Web3 gaming continues to face headwinds in 2025 as the once-hyped sector experiences significant decline in both user activity and investor interest. According to DappRadar’s Q2 2025 report, blockchain gaming saw a 17% drop in daily unique active wallets quarter-over-quarter, while funding plunged 93% year-over-year to just $73 million, the lowest quarterly total in two years.

This sharp downturn comes as part of a broader correction in the industry, with DappRadar attributing the slide to flawed tokenomics, weak user retention, and fading enthusiasm for play-to-earn (P2E) models. Over 300 Web3 games have reportedly shut down in the past year alone.

Teams and Investors Pivot Toward AI and Infrastructure

The data suggests not only a slowdown in Web3 gaming but also a strategic redirection. Many teams are abandoning P2E gaming to explore new frontiers, particularly artificial intelligence. For example, the developers behind Mojo Melee have pivoted to building an AI-powered movie creation platform, and operations for the game Realms of Alurya were suspended after its backer, Treasure DAO, shifted its focus toward AI development.

Source: DappRadar

Investor behaviour mirrors this shift. Of the $73 million raised in Q2, nearly 75% was directed towards infrastructure rather than gaming studios. Instead of funding new consumer-facing titles, investors are backing foundational projects like real-time game engines, asset distribution platforms, and blockchain-specific developer tools.

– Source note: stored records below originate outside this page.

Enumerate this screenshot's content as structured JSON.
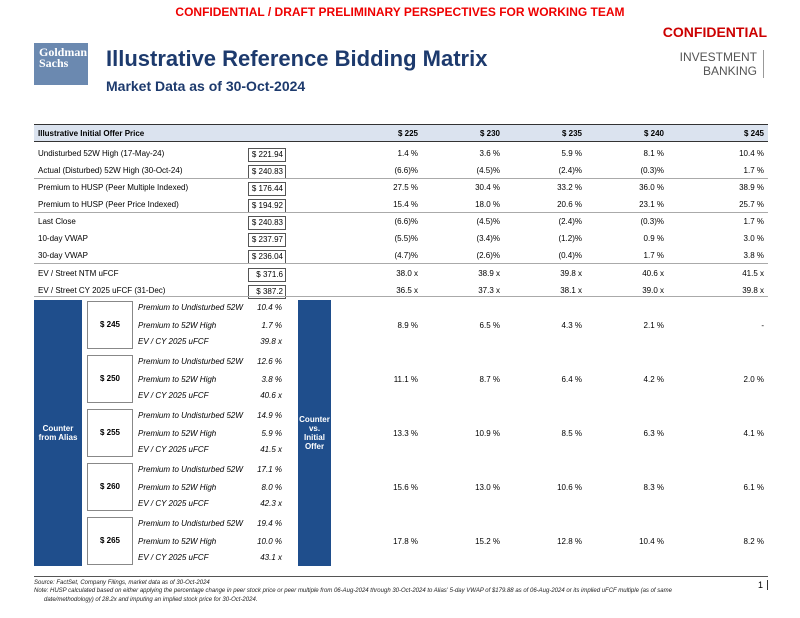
{
  "banner": "CONFIDENTIAL / DRAFT PRELIMINARY PERSPECTIVES FOR WORKING TEAM",
  "confidential": "CONFIDENTIAL",
  "logo": {
    "line1": "Goldman",
    "line2": "Sachs"
  },
  "ib": {
    "line1": "INVESTMENT",
    "line2": "BANKING"
  },
  "title": "Illustrative Reference Bidding Matrix",
  "subtitle": "Market Data as of 30-Oct-2024",
  "header": {
    "label": "Illustrative Initial Offer Price",
    "cols": [
      "$ 225",
      "$ 230",
      "$ 235",
      "$ 240",
      "$ 245"
    ]
  },
  "rows": [
    {
      "label": "Undisturbed 52W High (17-May-24)",
      "price": "$ 221.94",
      "vals": [
        "1.4 %",
        "3.6 %",
        "5.9 %",
        "8.1 %",
        "10.4 %"
      ]
    },
    {
      "label": "Actual (Disturbed) 52W High (30-Oct-24)",
      "price": "$ 240.83",
      "vals": [
        "(6.6)%",
        "(4.5)%",
        "(2.4)%",
        "(0.3)%",
        "1.7 %"
      ]
    },
    {
      "label": "Premium to HUSP (Peer Multiple Indexed)",
      "price": "$ 176.44",
      "vals": [
        "27.5 %",
        "30.4 %",
        "33.2 %",
        "36.0 %",
        "38.9 %"
      ]
    },
    {
      "label": "Premium to HUSP (Peer Price Indexed)",
      "price": "$ 194.92",
      "vals": [
        "15.4 %",
        "18.0 %",
        "20.6 %",
        "23.1 %",
        "25.7 %"
      ]
    },
    {
      "label": "Last Close",
      "price": "$ 240.83",
      "vals": [
        "(6.6)%",
        "(4.5)%",
        "(2.4)%",
        "(0.3)%",
        "1.7 %"
      ]
    },
    {
      "label": "10-day VWAP",
      "price": "$ 237.97",
      "vals": [
        "(5.5)%",
        "(3.4)%",
        "(1.2)%",
        "0.9 %",
        "3.0 %"
      ]
    },
    {
      "label": "30-day VWAP",
      "price": "$ 236.04",
      "vals": [
        "(4.7)%",
        "(2.6)%",
        "(0.4)%",
        "1.7 %",
        "3.8 %"
      ]
    },
    {
      "label": "EV / Street NTM uFCF",
      "price": "$ 371.6",
      "vals": [
        "38.0 x",
        "38.9 x",
        "39.8 x",
        "40.6 x",
        "41.5 x"
      ]
    },
    {
      "label": "EV / Street CY 2025 uFCF (31-Dec)",
      "price": "$ 387.2",
      "vals": [
        "36.5 x",
        "37.3 x",
        "38.1 x",
        "39.0 x",
        "39.8 x"
      ]
    }
  ],
  "counter_alias": "Counter from Alias",
  "counter_offer": "Counter vs. Initial Offer",
  "counters": [
    {
      "price": "$ 245",
      "m1": "Premium to Undisturbed 52W",
      "v1": "10.4 %",
      "m2": "Premium to 52W High",
      "v2": "1.7 %",
      "m3": "EV / CY 2025 uFCF",
      "v3": "39.8 x",
      "vals": [
        "8.9 %",
        "6.5 %",
        "4.3 %",
        "2.1 %",
        "-"
      ]
    },
    {
      "price": "$ 250",
      "m1": "Premium to Undisturbed 52W",
      "v1": "12.6 %",
      "m2": "Premium to 52W High",
      "v2": "3.8 %",
      "m3": "EV / CY 2025 uFCF",
      "v3": "40.6 x",
      "vals": [
        "11.1 %",
        "8.7 %",
        "6.4 %",
        "4.2 %",
        "2.0 %"
      ]
    },
    {
      "price": "$ 255",
      "m1": "Premium to Undisturbed 52W",
      "v1": "14.9 %",
      "m2": "Premium to 52W High",
      "v2": "5.9 %",
      "m3": "EV / CY 2025 uFCF",
      "v3": "41.5 x",
      "vals": [
        "13.3 %",
        "10.9 %",
        "8.5 %",
        "6.3 %",
        "4.1 %"
      ]
    },
    {
      "price": "$ 260",
      "m1": "Premium to Undisturbed 52W",
      "v1": "17.1 %",
      "m2": "Premium to 52W High",
      "v2": "8.0 %",
      "m3": "EV / CY 2025 uFCF",
      "v3": "42.3 x",
      "vals": [
        "15.6 %",
        "13.0 %",
        "10.6 %",
        "8.3 %",
        "6.1 %"
      ]
    },
    {
      "price": "$ 265",
      "m1": "Premium to Undisturbed 52W",
      "v1": "19.4 %",
      "m2": "Premium to 52W High",
      "v2": "10.0 %",
      "m3": "EV / CY 2025 uFCF",
      "v3": "43.1 x",
      "vals": [
        "17.8 %",
        "15.2 %",
        "12.8 %",
        "10.4 %",
        "8.2 %"
      ]
    }
  ],
  "footer": {
    "source": "Source: FactSet, Company Filings, market data as of 30-Oct-2024",
    "note1": "Note: HUSP calculated based on either applying the percentage change in peer stock price or peer multiple from 06-Aug-2024 through 30-Oct-2024 to Alias' 5-day VWAP of $179.88 as of 06-Aug-2024 or its implied uFCF multiple (as of same",
    "note2": "date/methodology) of 28.2x and imputing an implied stock price for 30-Oct-2024.",
    "page": "1"
  }
}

Consolidation Over Collapse

Despite the grim numbers, DappRadar analysts suggest the situation is more of a consolidation than a total collapse. While many smaller games have folded or stagnated, user activity is becoming more concentrated around larger, more successful titles and ecosystems. Big-name Web2 publishers such as Sega and Ubisoft remain invested in the space, indicating long-term interest in blockchain gaming technology.

Source: DappRadar
Source: DappRadar

Moreover, the remaining user base is showing increased loyalty to top-performing titles, suggesting that games with strong fundamentals and engaging gameplay still have room to grow. The focus has clearly shifted from speculative hype to depth, stability, and quality.

Chain-Specific Trends Show Ecosystem Realignment

Blockchain activity data further supports the narrative of a maturing market. While overall engagement is down, a few ecosystems are gaining traction. According to the report:

  • opBNB led in unique active wallets.
  • WAX remained dominant in total transaction volume.
  • Emerging chains like Aptos, Sei, and SKALE saw noticeable growth in user activity and project launches.

This redistribution suggests that developers and players alike are gravitating toward high-performance, scalable ecosystems rather than chasing short-term hype or unsustainable P2E models.

A Turning Point for Blockchain Gaming

While Web3 gaming’s rapid rise may have cooled, the industry appears to be evolving, not disappearing. The speculative play-to-earn frenzy is giving way to more sustainable strategies focused on gameplay innovation, infrastructure robustness, and long-term value creation.

DappRadar analysts conclude that while the market faces real challenges, these growing pains could lead to a more resilient and mature gaming ecosystem, one better equipped to attract and retain both players and developers in the years ahead.